Thursday, October 24, 2013

On the Science of Social Science

There have been rumblings of late in the economic's community about just how scientific economics really is. In particular Raj Chetty opined here that economics is indeed a science while Krugman rebutted here that while economics may or may not be a science, economists are rarely scientists.

The heart of the debate revolves around three issues in particular. Firstly, economists are often wrong. Secondly, economists predictions are often difficult to test. Finally, many economists cling to dogmatic ideas that the consensus agrees are unlikely.

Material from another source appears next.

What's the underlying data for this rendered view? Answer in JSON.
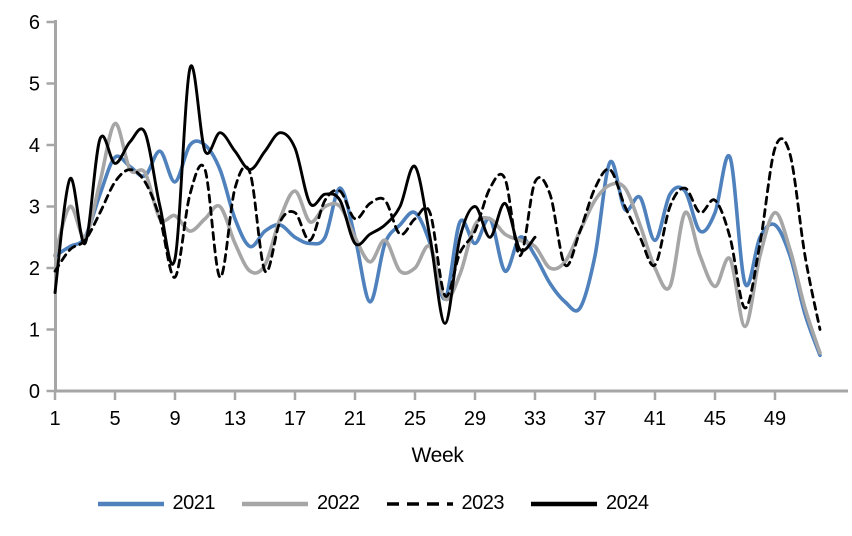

I have applied this same line of thinking to meteorology and concluded that as goes economics so goes the science of weather. If one is deemed by the public to be a science then both shall be and vice versa.  After all, weather forecasts are often incorrect much like economic forecasts.  Even more damning, weather forecasts predict only a couple weeks ahead while economists are asked to predict events months or years ahead of time.

Additionally, meteorological models are supremely difficult to test. In fact, the only real evidence for their validity is the aforementioned often in error forecasts.  This is in no way the fault of meteorologists of course. It's simply prohibitively difficult (perhaps impossible) to create a lab large enough to create full size weather systems.  Similarly unless an council of economists comes to power over a decently sized nation macro level experimentation is impossible. Still, no one questions the validity of meteorology as a science and economics is constantly questioned.

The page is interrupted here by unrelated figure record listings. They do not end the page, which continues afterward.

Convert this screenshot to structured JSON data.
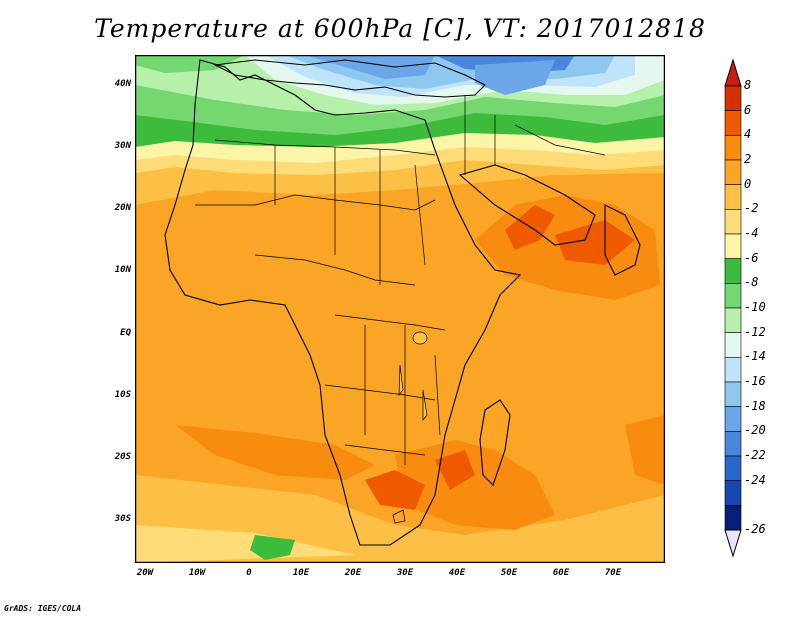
{
  "title": "Temperature at 600hPa [C], VT: 2017012818",
  "credit": "GrADS: IGES/COLA",
  "lat_labels": [
    "40N",
    "30N",
    "20N",
    "10N",
    "EQ",
    "10S",
    "20S",
    "30S"
  ],
  "lon_labels": [
    "20W",
    "10W",
    "0",
    "10E",
    "20E",
    "30E",
    "40E",
    "50E",
    "60E",
    "70E"
  ],
  "colorbar": {
    "labels": [
      "8",
      "6",
      "4",
      "2",
      "0",
      "-2",
      "-4",
      "-6",
      "-8",
      "-10",
      "-12",
      "-14",
      "-16",
      "-18",
      "-20",
      "-22",
      "-24",
      "-26"
    ],
    "colors": [
      "#d62f00",
      "#ef5a00",
      "#f78c10",
      "#fba526",
      "#fdc046",
      "#fedd78",
      "#fcf5a8",
      "#3cbb3c",
      "#74d770",
      "#b6f0aa",
      "#e4f8f0",
      "#bfe3fa",
      "#8ec7f0",
      "#6aa6e8",
      "#4a86dc",
      "#2a66cc",
      "#1646b0",
      "#0a1c7a"
    ],
    "over_color": "#c81e10",
    "under_color": "#e8e4fc"
  },
  "map": {
    "projection": "lat-lon",
    "lon_range": [
      -22,
      80
    ],
    "lat_range": [
      -37,
      45
    ],
    "field": "temperature_600hPa",
    "units": "C"
  }
}
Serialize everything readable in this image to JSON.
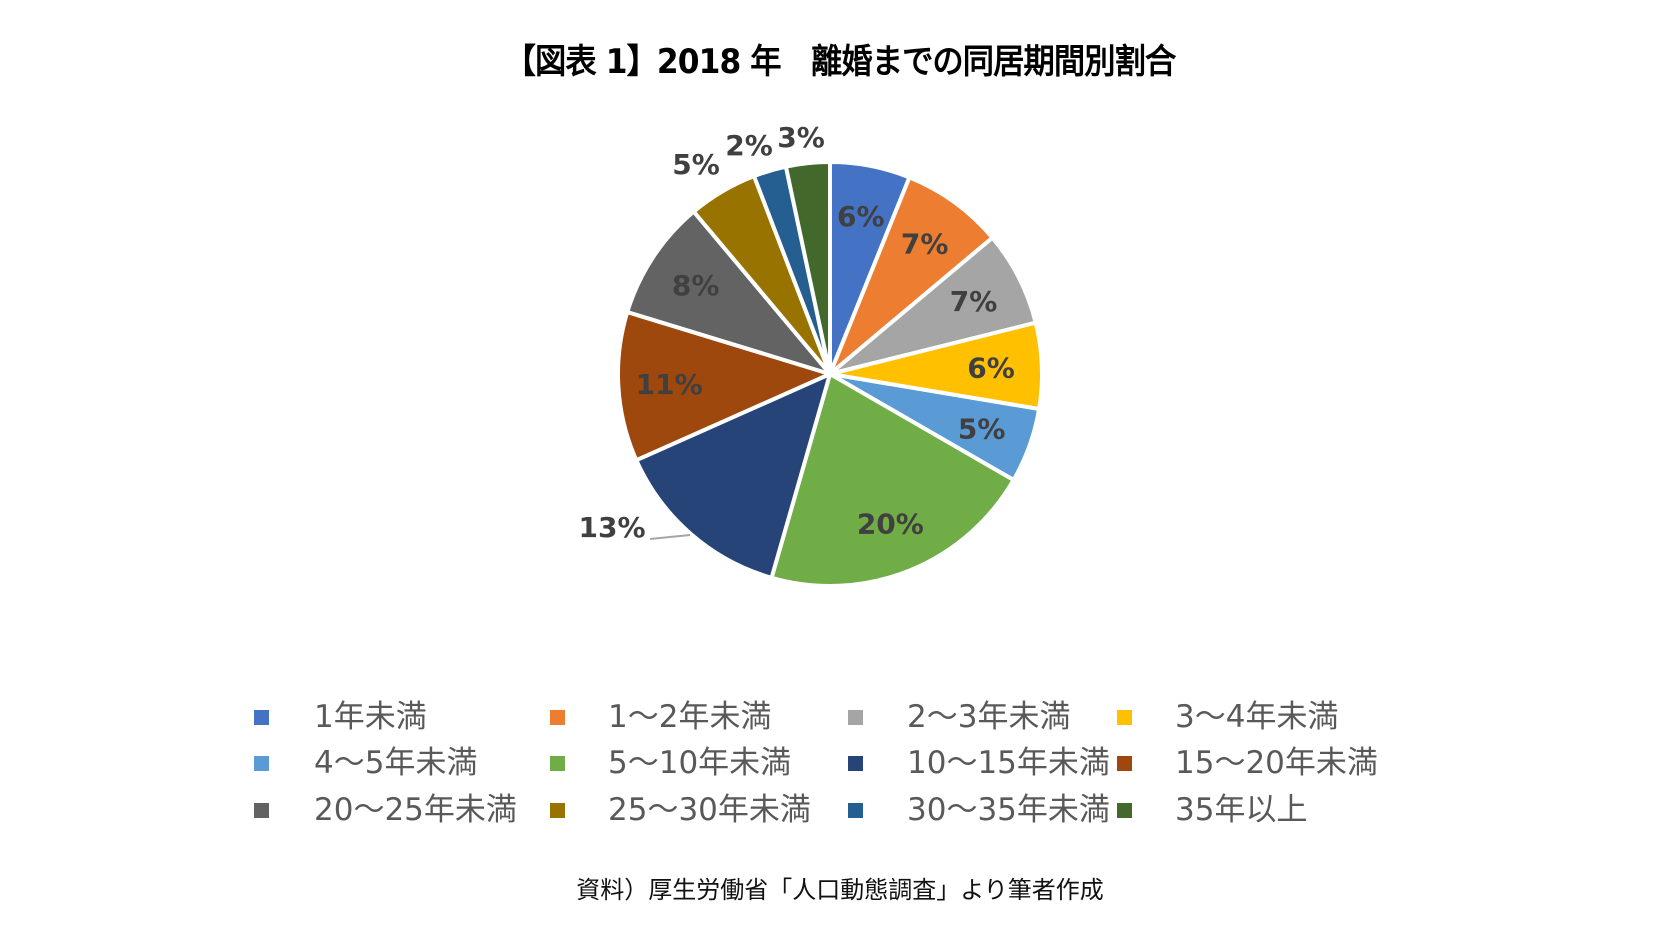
{
  "title": "【図表 1】2018 年　離婚までの同居期間別割合",
  "caption": "資料）厚生労働省「人口動態調査」より筆者作成",
  "label_color": "#404040",
  "chart_data": {
    "type": "pie",
    "title": "【図表 1】2018 年　離婚までの同居期間別割合",
    "start_angle": "12 o'clock",
    "direction": "clockwise",
    "legend_position": "bottom",
    "categories": [
      "1年未満",
      "1～2年未満",
      "2～3年未満",
      "3～4年未満",
      "4～5年未満",
      "5～10年未満",
      "10～15年未満",
      "15～20年未満",
      "20～25年未満",
      "25～30年未満",
      "30～35年未満",
      "35年以上"
    ],
    "values": [
      6,
      7,
      7,
      6,
      5,
      20,
      13,
      11,
      8,
      5,
      2,
      3
    ],
    "labels": [
      "6%",
      "7%",
      "7%",
      "6%",
      "5%",
      "20%",
      "13%",
      "11%",
      "8%",
      "5%",
      "2%",
      "3%"
    ],
    "colors": [
      "#4472C4",
      "#ED7D31",
      "#A5A5A5",
      "#FFC000",
      "#5B9BD5",
      "#70AD47",
      "#264478",
      "#9E480E",
      "#636363",
      "#997300",
      "#255E91",
      "#43682B"
    ],
    "boundary_angles_deg": [
      0,
      22,
      50,
      76,
      99.5,
      120,
      196,
      246,
      287,
      320,
      339,
      348,
      360
    ]
  },
  "legend": {
    "items": [
      {
        "label": "1年未満",
        "color": "#4472C4"
      },
      {
        "label": "1～2年未満",
        "color": "#ED7D31"
      },
      {
        "label": "2～3年未満",
        "color": "#A5A5A5"
      },
      {
        "label": "3～4年未満",
        "color": "#FFC000"
      },
      {
        "label": "4～5年未満",
        "color": "#5B9BD5"
      },
      {
        "label": "5～10年未満",
        "color": "#70AD47"
      },
      {
        "label": "10～15年未満",
        "color": "#264478"
      },
      {
        "label": "15～20年未満",
        "color": "#9E480E"
      },
      {
        "label": "20～25年未満",
        "color": "#636363"
      },
      {
        "label": "25～30年未満",
        "color": "#997300"
      },
      {
        "label": "30～35年未満",
        "color": "#255E91"
      },
      {
        "label": "35年以上",
        "color": "#43682B"
      }
    ]
  }
}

And if a minority population clinging to outdated ideas is a reason to invalidate a discipline as a science then all sciences will soon be declared a farce.  It would not take much research to find physicists that still herald the idea of the aether, astronomers than believe in heliocetrism,  and biologists that decry evolution as a falsehood. In any science, minority opinions are not only normal but necessary and healthy. Claiming that some economists holding to their beliefs in the face of contrary evidence invalidates economics as a science is ridiculous.

The fact is that economics is a science.  It is true that many economists are not scientists, but that is a trend that is changing day by day.  It is only in the past several decades that the tools for large scale analysis has arisen and it takes a commiserate amount of time to train new economists to use these tools. A generation of economists rooted in theory and thought experiments is moving on and a new generation has begun to apply the modern tools of rigorous analysis and experimentation to a still growing discipline. Regrettably it appears many seem determined to keep their gaze fixed upon the past rather than the developing future of the science.